Since canine distemper has a three-week disease course with very high mortality, the dog must have been perniciously ill during the three disease bouts and between ages 19 and 23 weeks. Survival without intensive human assistance would have been unlikely. Before and during this period, the dog cannot have held any utilitarian use to humans.

We suggest that at least some Late Pleistocene humans regarded dogs not just materialistically, but may have developed emotional and caring bonds for their dogs, as reflected by the survival of this dog, quite possibly through human care.

blastbeat on February 27th, 2018 at 23:10 UTC »

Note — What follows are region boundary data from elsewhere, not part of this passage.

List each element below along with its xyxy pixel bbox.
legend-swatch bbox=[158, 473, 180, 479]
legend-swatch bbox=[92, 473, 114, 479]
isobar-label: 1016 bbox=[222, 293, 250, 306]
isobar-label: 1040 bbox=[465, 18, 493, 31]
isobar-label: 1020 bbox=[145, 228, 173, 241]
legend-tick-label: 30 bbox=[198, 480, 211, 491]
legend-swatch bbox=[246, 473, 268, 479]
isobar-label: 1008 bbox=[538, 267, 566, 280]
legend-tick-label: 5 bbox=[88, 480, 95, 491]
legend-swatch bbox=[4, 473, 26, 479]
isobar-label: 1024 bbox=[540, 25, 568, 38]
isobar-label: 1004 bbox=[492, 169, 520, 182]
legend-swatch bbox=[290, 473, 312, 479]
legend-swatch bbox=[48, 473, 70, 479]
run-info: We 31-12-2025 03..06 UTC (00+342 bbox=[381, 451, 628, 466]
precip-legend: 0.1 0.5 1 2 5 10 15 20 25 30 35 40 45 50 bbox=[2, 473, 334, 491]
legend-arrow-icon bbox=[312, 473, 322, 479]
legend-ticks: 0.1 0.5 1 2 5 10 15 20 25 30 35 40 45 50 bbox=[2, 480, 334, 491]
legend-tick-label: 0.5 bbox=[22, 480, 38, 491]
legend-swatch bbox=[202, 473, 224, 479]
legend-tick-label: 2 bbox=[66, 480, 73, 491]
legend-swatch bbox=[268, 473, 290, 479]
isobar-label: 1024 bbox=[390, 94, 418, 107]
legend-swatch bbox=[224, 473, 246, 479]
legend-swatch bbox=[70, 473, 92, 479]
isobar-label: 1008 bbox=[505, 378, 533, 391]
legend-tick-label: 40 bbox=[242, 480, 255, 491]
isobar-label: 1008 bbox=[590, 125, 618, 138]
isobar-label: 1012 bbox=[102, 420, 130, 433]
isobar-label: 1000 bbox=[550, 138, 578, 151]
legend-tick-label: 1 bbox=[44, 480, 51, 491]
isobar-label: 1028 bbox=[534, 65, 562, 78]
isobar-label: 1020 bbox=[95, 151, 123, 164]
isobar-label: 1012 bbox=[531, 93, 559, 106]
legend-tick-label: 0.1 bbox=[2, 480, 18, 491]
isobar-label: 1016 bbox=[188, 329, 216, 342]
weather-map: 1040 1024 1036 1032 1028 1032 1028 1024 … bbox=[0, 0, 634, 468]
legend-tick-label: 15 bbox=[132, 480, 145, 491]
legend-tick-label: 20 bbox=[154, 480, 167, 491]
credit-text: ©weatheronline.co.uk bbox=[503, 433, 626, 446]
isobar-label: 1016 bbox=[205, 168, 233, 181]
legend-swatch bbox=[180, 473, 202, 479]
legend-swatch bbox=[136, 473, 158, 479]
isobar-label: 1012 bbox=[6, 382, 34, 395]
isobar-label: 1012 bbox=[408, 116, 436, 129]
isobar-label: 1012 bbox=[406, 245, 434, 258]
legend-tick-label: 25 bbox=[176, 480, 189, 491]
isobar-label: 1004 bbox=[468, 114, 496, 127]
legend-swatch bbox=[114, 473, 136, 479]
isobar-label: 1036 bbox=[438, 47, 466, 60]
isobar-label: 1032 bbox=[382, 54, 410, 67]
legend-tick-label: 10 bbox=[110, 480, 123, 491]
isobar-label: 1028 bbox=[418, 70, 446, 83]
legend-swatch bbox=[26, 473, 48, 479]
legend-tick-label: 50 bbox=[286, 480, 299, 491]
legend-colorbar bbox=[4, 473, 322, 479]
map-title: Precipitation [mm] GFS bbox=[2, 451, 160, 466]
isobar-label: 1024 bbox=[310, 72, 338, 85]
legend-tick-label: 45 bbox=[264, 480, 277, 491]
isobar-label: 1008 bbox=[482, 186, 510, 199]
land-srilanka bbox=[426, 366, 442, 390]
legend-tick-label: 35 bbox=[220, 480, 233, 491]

If you consider the fact that the domestication of dogs likely took place during this same period, around the late Stone Age, this paper actually says a lot more about how quickly that domestication took place than it does about our ability to bond with our canine friends.

The thing to keep in mind here is that behavioral modernity in Homo Sapiens arose much earlier than 14,000 years ago— somewhere around 40,000-50,000 years ago. It should be no surprise then that our ancestors would have the capacity to care for and treat non-human animals.

It’s shocking to me that we continue to view the domestication of dogs as having been primarily utilitarian and human driven rather than it having been a mutually beneficial relationship between two highly emotionally intelligent animals that developed (initially!) organically on both sides.

whisperingsweater on February 27th, 2018 at 22:35 UTC »

In which country were they found?

EndlessEnds on February 27th, 2018 at 21:07 UTC »

From the abstract, the puppy was buried with two humans. The puppy was very ill before it died, and the scientists believe that it would not have survived without human assistance.

They posit, then, that because the puppy would not have been useful for hunting etc. at that age, it suggests that these humans may have had bonds with animals.